The Bush White House “lost” 22 million emails

A tiny history lesson via Kevin Lamarque at Newsweek/Reuters.

Clinton’s email habits look positively transparent when compared with the subpoena-dodging, email-hiding, private-server-using George W. Bush administration. Between 2003 and 2009, the Bush White House “lost” 22 million emails. This correspondence included millions of emails written during the darkest period in America’s recent history, when the Bush administration was ginning up support for what turned out to be a disastrous war in Iraq with false claims that the country possessed weapons of mass destruction (WMD), and, later, when it was firing U.S. attorneys for political reasons.

Like Clinton, the Bush White House used a private email server—its was owned by the Republican National Committee. And the Bush administration failed to store its emails, as required by law, and then refused to comply with a congressional subpoena seeking some of those emails. “It’s about as amazing a double standard as you can get,” says Eric Boehlert, who works with the pro-Clinton group Media Matters. “If you look at the Bush emails, he was a sitting president, and 95 percent of his chief advisers’ emails were on a private email system set up by the RNC. Imagine if for the last year and a half we had been talking about Hillary Clinton’s emails set up on a private DNC server?”

Most troubling, researchers found a suspicious pattern in the White House email system blackouts, including periods when there were no emails available from the office of Vice President Dick Cheney. “That the vice president’s office, widely characterized as the most powerful vice president in history, should have no archived emails in its accounts for scores of days—especially days when there was discussion of whether to invade Iraq—beggared the imagination,” says Thomas Blanton, director of the Washington-based National Security Archive.

Welllll maybe there was a lot of football to watch during those days. No, maybe he had a cold. No, maybe the Internet was down. No, maybe he just did everything over the phone.

…in 2003, a whistleblower told the National Security Archive that the George W. Bush White House was no longer saving its emails. The Archive and another watchdog group, Citizens for Responsibility and Ethics in Washington (which had represented outed CIA agent Valerie Plame in her case against the Bush administration), refiled their original lawsuit.

The plaintiffs soon discovered that Bush aides had simply shut down the Clinton automatic email archive, and they identified the start date of the lost emails as January 1, 2003. The White House claimed it had switched to a new server and in the process was unable to maintain an archive—a claim that many found dubious.

Bush administration emails could have aided a special prosecutor’s investigation into a White House effort to discredit a diplomat who disagreed with the administration’s fabricated Iraq WMD evidence by outing his CIA agent wife, Plame. Special Prosecutor Patrick Fitzgerald, who was brought in to investigate that case, said in 2006 that he believed some potentially relevant emails sent by aides in Cheney’s office were in the administration’s system but he couldn’t get them.

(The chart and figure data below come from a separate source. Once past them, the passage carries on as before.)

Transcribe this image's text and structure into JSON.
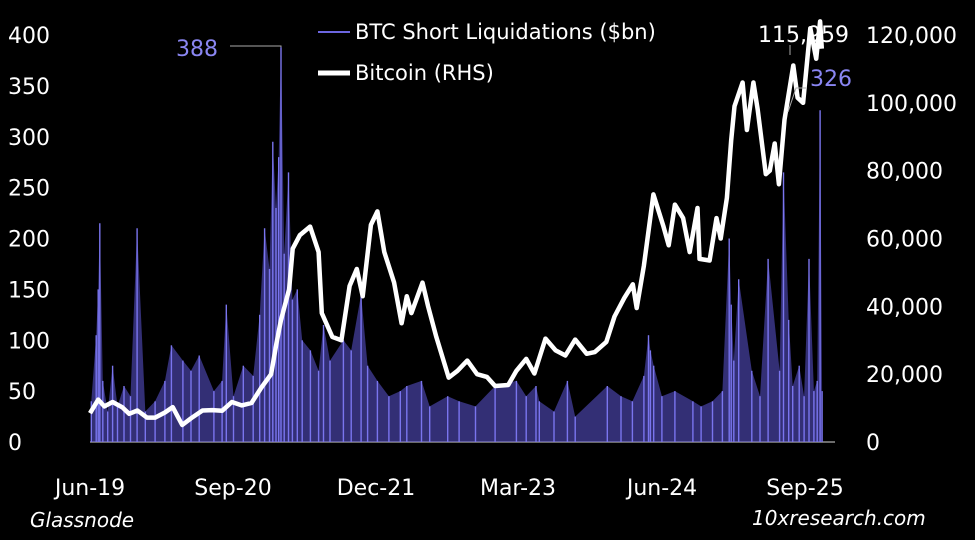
{
  "chart_data": {
    "type": "bar+line",
    "legend": [
      {
        "label": "BTC Short Liquidations ($bn)",
        "color": "#6c66e0",
        "style": "thin-line"
      },
      {
        "label": "Bitcoin (RHS)",
        "color": "#ffffff",
        "style": "thick-line"
      }
    ],
    "x_ticks": [
      "Jun-19",
      "Sep-20",
      "Dec-21",
      "Mar-23",
      "Jun-24",
      "Sep-25"
    ],
    "x_range_months": [
      "2019-06",
      "2025-09"
    ],
    "y_left": {
      "ticks": [
        0,
        50,
        100,
        150,
        200,
        250,
        300,
        350,
        400
      ],
      "range": [
        0,
        400
      ]
    },
    "y_right": {
      "ticks": [
        "0",
        "20,000",
        "40,000",
        "60,000",
        "80,000",
        "100,000",
        "120,000"
      ],
      "range": [
        0,
        120000
      ]
    },
    "annotations": {
      "liq_peak_label": "388",
      "liq_peak_value": 388,
      "liq_peak_date": "2021-01",
      "liq_last_label": "326",
      "liq_last_value": 326,
      "btc_last_label": "115,959",
      "btc_last_value": 115959
    },
    "series": [
      {
        "name": "BTC Short Liquidations ($bn)",
        "kind": "spikes",
        "points": [
          [
            "2019-06-05",
            40
          ],
          [
            "2019-06-20",
            105
          ],
          [
            "2019-06-26",
            150
          ],
          [
            "2019-07-01",
            215
          ],
          [
            "2019-07-10",
            60
          ],
          [
            "2019-07-25",
            30
          ],
          [
            "2019-08-10",
            75
          ],
          [
            "2019-08-25",
            35
          ],
          [
            "2019-09-15",
            55
          ],
          [
            "2019-10-05",
            45
          ],
          [
            "2019-10-25",
            210
          ],
          [
            "2019-11-20",
            30
          ],
          [
            "2019-12-20",
            40
          ],
          [
            "2020-01-20",
            60
          ],
          [
            "2020-02-10",
            95
          ],
          [
            "2020-03-15",
            80
          ],
          [
            "2020-04-10",
            70
          ],
          [
            "2020-05-05",
            85
          ],
          [
            "2020-06-20",
            50
          ],
          [
            "2020-07-15",
            60
          ],
          [
            "2020-07-28",
            135
          ],
          [
            "2020-08-20",
            45
          ],
          [
            "2020-09-20",
            75
          ],
          [
            "2020-10-20",
            65
          ],
          [
            "2020-11-10",
            125
          ],
          [
            "2020-11-25",
            210
          ],
          [
            "2020-12-10",
            170
          ],
          [
            "2020-12-20",
            295
          ],
          [
            "2020-12-30",
            230
          ],
          [
            "2021-01-08",
            280
          ],
          [
            "2021-01-15",
            388
          ],
          [
            "2021-01-25",
            185
          ],
          [
            "2021-02-08",
            265
          ],
          [
            "2021-02-20",
            140
          ],
          [
            "2021-03-05",
            150
          ],
          [
            "2021-03-20",
            100
          ],
          [
            "2021-04-15",
            90
          ],
          [
            "2021-05-10",
            70
          ],
          [
            "2021-05-25",
            115
          ],
          [
            "2021-06-15",
            80
          ],
          [
            "2021-07-26",
            100
          ],
          [
            "2021-08-20",
            90
          ],
          [
            "2021-09-20",
            145
          ],
          [
            "2021-10-10",
            75
          ],
          [
            "2021-11-10",
            60
          ],
          [
            "2021-12-15",
            45
          ],
          [
            "2022-01-20",
            50
          ],
          [
            "2022-02-10",
            55
          ],
          [
            "2022-03-25",
            60
          ],
          [
            "2022-04-20",
            35
          ],
          [
            "2022-06-15",
            45
          ],
          [
            "2022-07-20",
            40
          ],
          [
            "2022-09-10",
            35
          ],
          [
            "2022-11-10",
            55
          ],
          [
            "2023-01-15",
            60
          ],
          [
            "2023-02-15",
            45
          ],
          [
            "2023-03-15",
            55
          ],
          [
            "2023-03-25",
            40
          ],
          [
            "2023-05-10",
            30
          ],
          [
            "2023-06-21",
            60
          ],
          [
            "2023-07-15",
            25
          ],
          [
            "2023-10-23",
            55
          ],
          [
            "2023-12-05",
            45
          ],
          [
            "2024-01-10",
            40
          ],
          [
            "2024-02-15",
            65
          ],
          [
            "2024-02-29",
            105
          ],
          [
            "2024-03-05",
            90
          ],
          [
            "2024-03-15",
            75
          ],
          [
            "2024-04-10",
            45
          ],
          [
            "2024-05-20",
            50
          ],
          [
            "2024-07-15",
            40
          ],
          [
            "2024-08-10",
            35
          ],
          [
            "2024-09-15",
            40
          ],
          [
            "2024-10-15",
            50
          ],
          [
            "2024-11-06",
            200
          ],
          [
            "2024-11-12",
            135
          ],
          [
            "2024-11-20",
            80
          ],
          [
            "2024-12-05",
            160
          ],
          [
            "2025-01-15",
            70
          ],
          [
            "2025-02-10",
            45
          ],
          [
            "2025-03-05",
            180
          ],
          [
            "2025-04-10",
            70
          ],
          [
            "2025-04-22",
            265
          ],
          [
            "2025-05-08",
            120
          ],
          [
            "2025-05-20",
            55
          ],
          [
            "2025-06-10",
            75
          ],
          [
            "2025-06-25",
            45
          ],
          [
            "2025-07-10",
            180
          ],
          [
            "2025-07-25",
            50
          ],
          [
            "2025-08-05",
            60
          ],
          [
            "2025-08-14",
            326
          ],
          [
            "2025-08-20",
            50
          ]
        ]
      },
      {
        "name": "Bitcoin (RHS)",
        "kind": "line",
        "points": [
          [
            "2019-06-01",
            8500
          ],
          [
            "2019-06-26",
            12500
          ],
          [
            "2019-07-15",
            10500
          ],
          [
            "2019-08-10",
            11800
          ],
          [
            "2019-09-10",
            10200
          ],
          [
            "2019-10-01",
            8300
          ],
          [
            "2019-10-26",
            9300
          ],
          [
            "2019-11-25",
            7200
          ],
          [
            "2019-12-20",
            7200
          ],
          [
            "2020-01-20",
            8700
          ],
          [
            "2020-02-14",
            10300
          ],
          [
            "2020-03-13",
            5000
          ],
          [
            "2020-04-10",
            7000
          ],
          [
            "2020-05-15",
            9300
          ],
          [
            "2020-06-15",
            9400
          ],
          [
            "2020-07-15",
            9200
          ],
          [
            "2020-08-15",
            11800
          ],
          [
            "2020-09-15",
            10800
          ],
          [
            "2020-10-15",
            11500
          ],
          [
            "2020-11-15",
            16000
          ],
          [
            "2020-12-15",
            20000
          ],
          [
            "2020-12-31",
            29000
          ],
          [
            "2021-01-15",
            36000
          ],
          [
            "2021-02-10",
            45000
          ],
          [
            "2021-02-21",
            57000
          ],
          [
            "2021-03-13",
            61000
          ],
          [
            "2021-04-14",
            63500
          ],
          [
            "2021-05-10",
            56000
          ],
          [
            "2021-05-20",
            38000
          ],
          [
            "2021-06-22",
            31000
          ],
          [
            "2021-07-20",
            30000
          ],
          [
            "2021-08-15",
            46000
          ],
          [
            "2021-09-07",
            51000
          ],
          [
            "2021-09-25",
            43000
          ],
          [
            "2021-10-20",
            64000
          ],
          [
            "2021-11-10",
            68000
          ],
          [
            "2021-12-01",
            56000
          ],
          [
            "2022-01-01",
            47000
          ],
          [
            "2022-01-24",
            35000
          ],
          [
            "2022-02-10",
            43000
          ],
          [
            "2022-02-24",
            38000
          ],
          [
            "2022-03-28",
            47000
          ],
          [
            "2022-04-15",
            40000
          ],
          [
            "2022-05-10",
            31000
          ],
          [
            "2022-06-18",
            19000
          ],
          [
            "2022-07-15",
            21000
          ],
          [
            "2022-08-15",
            24000
          ],
          [
            "2022-09-15",
            20000
          ],
          [
            "2022-10-15",
            19200
          ],
          [
            "2022-11-10",
            16500
          ],
          [
            "2022-12-20",
            16800
          ],
          [
            "2023-01-15",
            21000
          ],
          [
            "2023-02-15",
            24500
          ],
          [
            "2023-03-10",
            20200
          ],
          [
            "2023-04-14",
            30500
          ],
          [
            "2023-05-15",
            27000
          ],
          [
            "2023-06-15",
            25500
          ],
          [
            "2023-07-15",
            30200
          ],
          [
            "2023-08-20",
            26000
          ],
          [
            "2023-09-15",
            26500
          ],
          [
            "2023-10-20",
            29500
          ],
          [
            "2023-11-15",
            37000
          ],
          [
            "2023-12-15",
            42500
          ],
          [
            "2024-01-11",
            46500
          ],
          [
            "2024-01-23",
            39500
          ],
          [
            "2024-02-15",
            52000
          ],
          [
            "2024-03-14",
            73000
          ],
          [
            "2024-04-15",
            63500
          ],
          [
            "2024-05-01",
            58000
          ],
          [
            "2024-05-20",
            70000
          ],
          [
            "2024-06-15",
            66000
          ],
          [
            "2024-07-05",
            56000
          ],
          [
            "2024-07-29",
            69000
          ],
          [
            "2024-08-05",
            54000
          ],
          [
            "2024-09-06",
            53500
          ],
          [
            "2024-09-27",
            66000
          ],
          [
            "2024-10-10",
            60000
          ],
          [
            "2024-10-29",
            72000
          ],
          [
            "2024-11-12",
            89000
          ],
          [
            "2024-11-22",
            99000
          ],
          [
            "2024-12-17",
            106000
          ],
          [
            "2024-12-30",
            92000
          ],
          [
            "2025-01-20",
            106000
          ],
          [
            "2025-02-03",
            98000
          ],
          [
            "2025-02-28",
            79000
          ],
          [
            "2025-03-10",
            80000
          ],
          [
            "2025-03-25",
            88000
          ],
          [
            "2025-04-08",
            76000
          ],
          [
            "2025-04-25",
            95000
          ],
          [
            "2025-05-22",
            111000
          ],
          [
            "2025-06-05",
            101500
          ],
          [
            "2025-06-22",
            100000
          ],
          [
            "2025-07-14",
            122000
          ],
          [
            "2025-08-02",
            113000
          ],
          [
            "2025-08-14",
            124000
          ],
          [
            "2025-08-19",
            115959
          ]
        ]
      }
    ]
  },
  "footer": {
    "source": "Glassnode",
    "brand": "10xresearch.com"
  }
}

But that’s ok because REASONS.

The supposedly lost emails also prevented Congress from fully investigating, in 2007, the politically motivated firing of nine U.S. attorneys. When the Democrat-led Senate Judiciary Committee subpoenaed related emails, Bush’s attorney general, Alberto Gonzalez, said many were inaccessible or lost on a nongovernmental private server run by the RNC and called gwb43.com. The White House, meanwhile, officially refused to comply with the congressional subpoena.

Senate Judiciary Chairman Patrick Leahy (D-Vt.) called the president’s actions “Nixonian stonewalling” and at one point took to the floor in exasperation and shouted, “They say they have not been preserved. I don’t believe that!” His House counterpart, Judiciary Chairman John Conyers (D-Mich.), said Bush’s assertion of executive privilege was unprecedented and displayed “an appalling disregard for the right of the people to know what is going on in their government.”

In court in May 2008, administration lawyers contended that the White House had lost three months’ worth of email backups from the initial days of the Iraq War. Bush aides thus evaded a court-ordered deadline to describe the contents of digital backup believed to contain emails deleted in 2003 between March—when the U.S. invaded Iraq—and September. They also refused to give the NSA nonprofit any emails relating to the Iraq War, despite the PRA, blaming a system upgrade that had deleted up to 5 million emails. The plaintiffs eventually contended that the Bush administration knew about the problem in 2005 but did nothing to fix it.

One rule for them, and another rule for everyone else.